The shadow chancellor Ed Balls tells the Labour Party conference he has a “clear and costed programme” to kick start the economy and get the country back to work.
Speaking on the first full day of Labour’s conference in Manchester, Mr Balls promised that a Labour government would build 100,000 affordable homes.
The shadow chancellor said he would use the windfall from selling off the 4G mobile spectrum, to support faster mobile services: expected to pull in as much as £4bn. Mr Balls said the proceeds could be spent on creating 150,000 jobs in the construction industry, and up to 500,000 jobs in related sectors.
Some of the cash would also be used to fund a two-year stamp duty holiday for first-time buyers with properties worth £250,000 or less, describing it as a “clear and costed plan”.
Mr Balls said his plan was an attempt “to cut through the dither and rhetoric and actually do something”.
In difficult times, we urgently need to put something back into the economy. Ed Balls MP, shadow chancellor
In 2000 Gordon Brown raised £22.5bn through the sale of the 3G spectrum, although the proceeds were purely used to tackle the country’s debts. This time, though, Mr Balls said that boosting growth should come first. “In difficult times, we urgently need to put something back into the economy.”
But he said he had to be upfront with the British people about what it was possible to achieve: “Hard times will last longer than all of us hoped”, he said. “And we cannot promise to put everything right straight away.”
However Mr Balls also revealed that he and Ed Miliband had asked Sir John Armitt, who chaired the Olympic Delivery Authority, to look into ways of improving long term infrastrucure planning, delivery and finance.
Sir John said Britain did not do a good enough job of planning ahead, and needed to raise its game significantly. He said he was looking forward to engaging with business, political and environmental leaders across the spectrum, to build a consensus on projects which were essential for Britain’s future needs.
In an appeal to activits, Mr Balls evoked the spirit of 1945 to show how a previous Labour government had grappled with far greater challenges to lead the country to better times. Labour’s task today, he said, was to recapture the values and national purpose of those days.
David Orr, from the National Housing Federation, which represents housing associations across the country, welcomed the promise to build 100,000 new homes. He said it would create jobs and help revive the economy with a speed few other industries could match.
“Housing drives growth quickly, but almost all of its benefits are retained within local economies”, he said. “Local jobs are created, local suppliers used and local people housed.” And he claimed every pound spent on construction would create three pounds in the wider economy.

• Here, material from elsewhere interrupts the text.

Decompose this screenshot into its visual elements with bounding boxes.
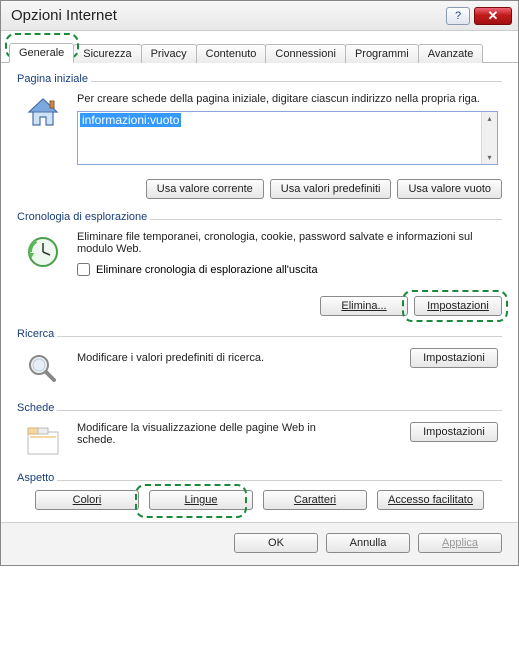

However Mr Balls is still facing some hostility from union leaders angry at his continued support for a public sector pay freeze. Unite general secretary Len McCluskey has warned that Labour could lose the next election if it does not manage to connect with ordinary workers.
A union-backed motion at the conference later today will call on the party to condemn the policy, claiming it would fuel economic stagnation. But the Labour leader Ed Miliband promised that Mr Balls would be “iron” in his opposition to irresponsible spending pledges.
“We are not going to spend money that we don’t have, of course we’re not”, he said. But he insisted that Labour’s policies would focus on issues like pensions, banking reform and spending priorities, to make sure that ordinary people got a fairer deal.